Does this sound like science fiction? Think again! Hoverboards are already a reality. But how do they work?

The “hoverboards” you may have seen friends riding are actually self-balancing scooters. These scooters don’t hover above the ground. Instead, they use two wheels to get around.

Okay, so why are they called HOVERboards? People call self-balancing scooters “hoverboards” because of the sensors that help them stay balanced. The board’s sensors find out which way the rider is leaning. They then tell the board’s motor how fast and in what direction to spin. That’s how this “hoverboard” stays balanced!
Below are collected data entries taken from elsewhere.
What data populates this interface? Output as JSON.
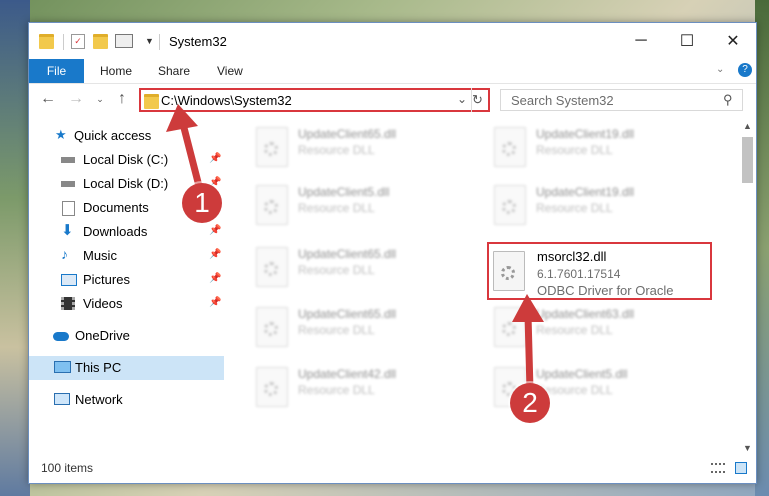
{
  "window": {
    "title": "System32",
    "minimize": "─",
    "maximize": "☐",
    "close": "✕"
  },
  "ribbon": {
    "tabs": [
      "File",
      "Home",
      "Share",
      "View"
    ]
  },
  "address": {
    "path": "C:\\Windows\\System32",
    "search_placeholder": "Search System32"
  },
  "sidebar": {
    "items": [
      {
        "label": "Quick access",
        "icon": "star-icon",
        "pinned": false
      },
      {
        "label": "Local Disk (C:)",
        "icon": "drive-icon",
        "pinned": true
      },
      {
        "label": "Local Disk (D:)",
        "icon": "drive-icon",
        "pinned": true
      },
      {
        "label": "Documents",
        "icon": "documents-icon",
        "pinned": true
      },
      {
        "label": "Downloads",
        "icon": "download-icon",
        "pinned": true
      },
      {
        "label": "Music",
        "icon": "music-icon",
        "pinned": true
      },
      {
        "label": "Pictures",
        "icon": "pictures-icon",
        "pinned": true
      },
      {
        "label": "Videos",
        "icon": "videos-icon",
        "pinned": true
      },
      {
        "label": "OneDrive",
        "icon": "cloud-icon",
        "pinned": false
      },
      {
        "label": "This PC",
        "icon": "computer-icon",
        "pinned": false
      },
      {
        "label": "Network",
        "icon": "network-icon",
        "pinned": false
      }
    ]
  },
  "files": [
    {
      "name": "UpdateClient65.dll",
      "desc": "Resource DLL"
    },
    {
      "name": "UpdateClient19.dll",
      "desc": "Resource DLL"
    },
    {
      "name": "UpdateClient5.dll",
      "desc": "Resource DLL"
    },
    {
      "name": "UpdateClient19.dll",
      "desc": "Resource DLL"
    },
    {
      "name": "UpdateClient65.dll",
      "desc": "Resource DLL"
    },
    {
      "name": "UpdateClient63.dll",
      "desc": "Resource DLL"
    },
    {
      "name": "UpdateClient65.dll",
      "desc": "Resource DLL"
    },
    {
      "name": "UpdateClient42.dll",
      "desc": "Resource DLL"
    },
    {
      "name": "UpdateClient5.dll",
      "desc": "Resource DLL"
    }
  ],
  "highlighted_file": {
    "name": "msorcl32.dll",
    "version": "6.1.7601.17514",
    "description": "ODBC Driver for Oracle"
  },
  "status": {
    "item_count": "100 items"
  },
  "annotations": {
    "step1": "1",
    "step2": "2"
  },
  "colors": {
    "accent": "#1979ca",
    "highlight_border": "#d9373d",
    "selection": "#cce4f7"
  }
}
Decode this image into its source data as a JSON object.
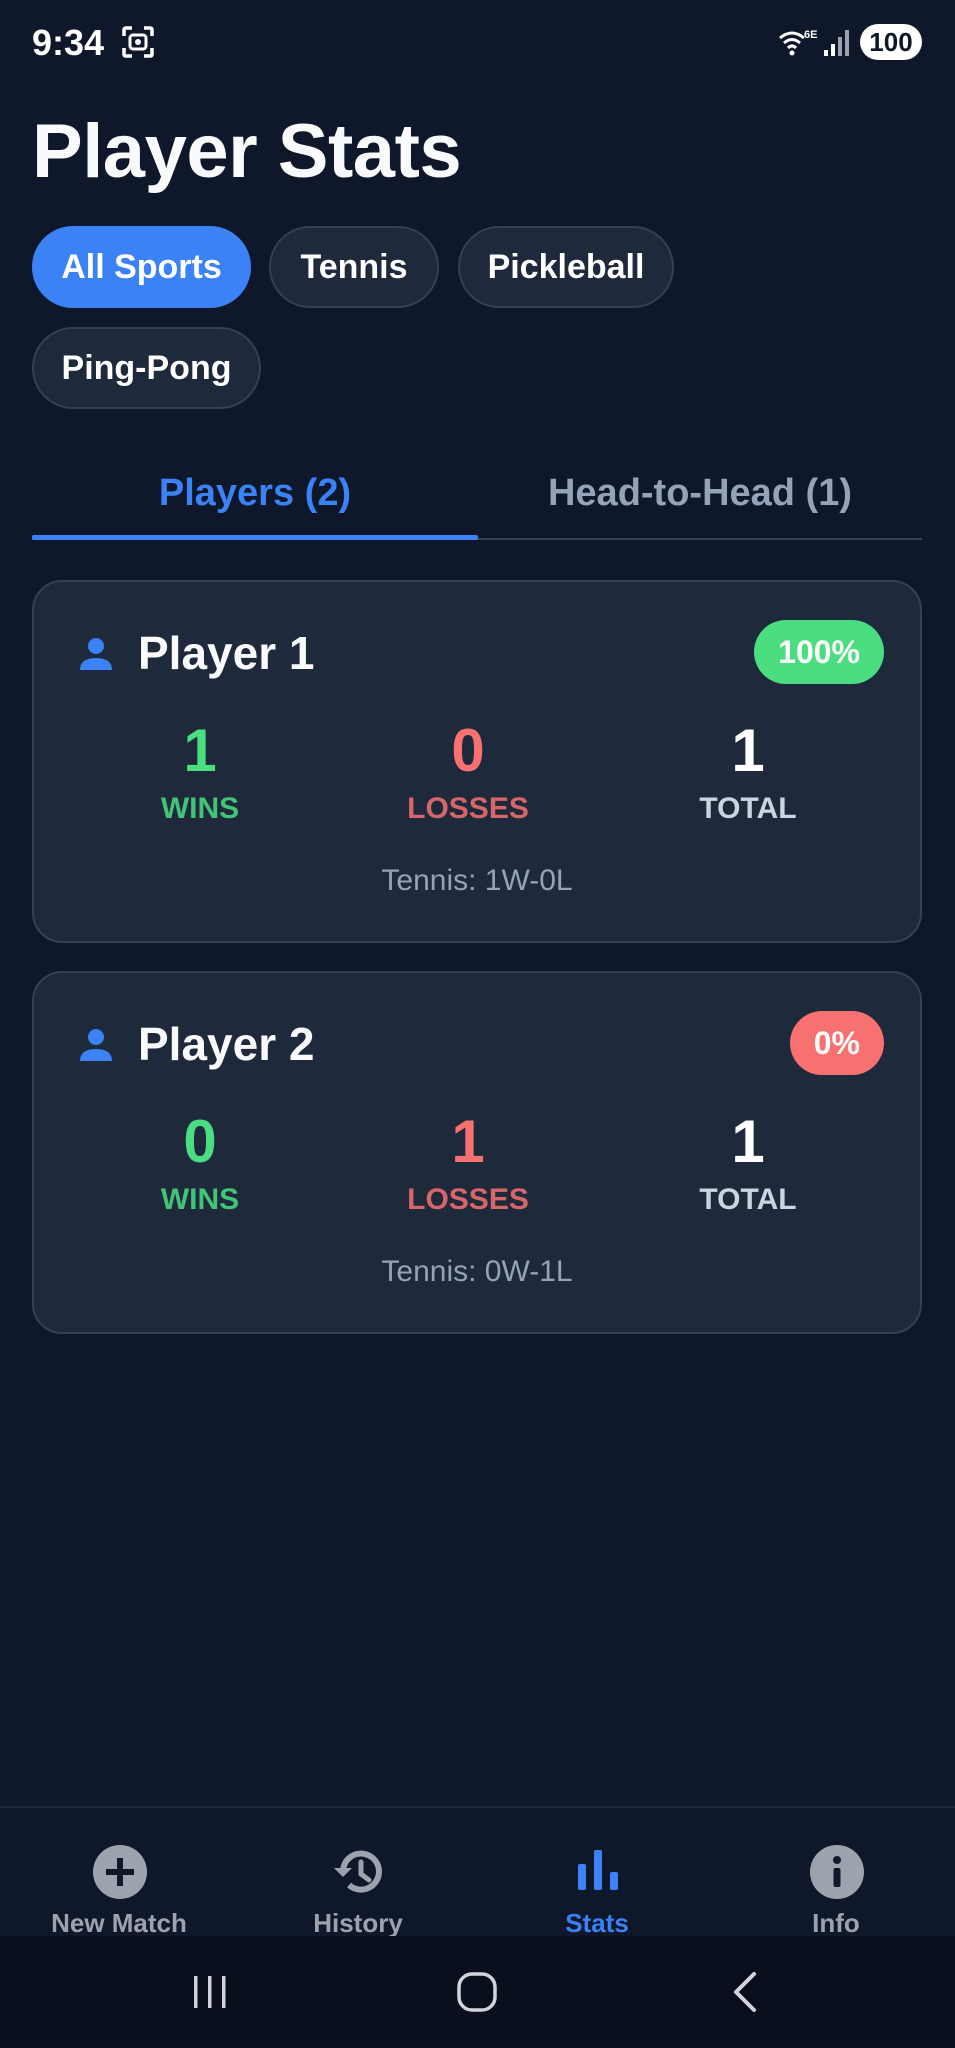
{
  "status_bar": {
    "time": "9:34",
    "battery": "100",
    "network": "6E",
    "icons": [
      "screenshot-icon",
      "wifi-icon",
      "signal-icon",
      "battery-icon"
    ]
  },
  "page": {
    "title": "Player Stats"
  },
  "filters": [
    {
      "label": "All Sports",
      "active": true
    },
    {
      "label": "Tennis",
      "active": false
    },
    {
      "label": "Pickleball",
      "active": false
    },
    {
      "label": "Ping-Pong",
      "active": false
    }
  ],
  "tabs": [
    {
      "label": "Players (2)",
      "active": true
    },
    {
      "label": "Head-to-Head (1)",
      "active": false
    }
  ],
  "players": [
    {
      "name": "Player 1",
      "win_pct": "100%",
      "badge_color": "#4ade80",
      "wins": "1",
      "losses": "0",
      "total": "1",
      "wins_label": "WINS",
      "losses_label": "LOSSES",
      "total_label": "TOTAL",
      "sport_line": "Tennis: 1W-0L"
    },
    {
      "name": "Player 2",
      "win_pct": "0%",
      "badge_color": "#f87171",
      "wins": "0",
      "losses": "1",
      "total": "1",
      "wins_label": "WINS",
      "losses_label": "LOSSES",
      "total_label": "TOTAL",
      "sport_line": "Tennis: 0W-1L"
    }
  ],
  "bottom_nav": [
    {
      "label": "New Match",
      "icon": "add-circle-icon",
      "active": false
    },
    {
      "label": "History",
      "icon": "history-icon",
      "active": false
    },
    {
      "label": "Stats",
      "icon": "bar-chart-icon",
      "active": true
    },
    {
      "label": "Info",
      "icon": "info-icon",
      "active": false
    }
  ],
  "colors": {
    "background": "#0f172a",
    "card": "#1e293b",
    "accent": "#3b82f6",
    "win": "#4ade80",
    "loss": "#f87171"
  }
}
Self-balancing scooters rely on a battery pack for power, and each one contains a logic board. You can think of this as the “brain” of the hoverboard. It processes things like the speed of the board and the tilt of its wheels. The logic board also manages settings. For example, hoverboards can be put in beginner mode to limit their maximum speed.

If you’re not satisfied with a self-balancing scooter, have no fear! Hoverboards with no wheels are coming soon—and they’ll truly float above the ground. Some of these hoverboards may use the science of magnets. They will have hover engines that contain electrically charged magnets, or electromagnets. These use an inductor to create a powerful magnetic field. When the magnetic field is strong enough, the board will float in the air!

A company called Omni has also created a hoverboard that uses propellers. Their design even holds the Guinness World Record for the farthest flight by hoverboard. It traveled 275.9 meters (905.2 feet). The Omni hoverboard is expected to hit the shelves in late-2021.

Would you like to travel by hoverboard? Do you see a future of these vehicles zooming through the streets? Or do you imagine even better ways of getting around? Anything is possible!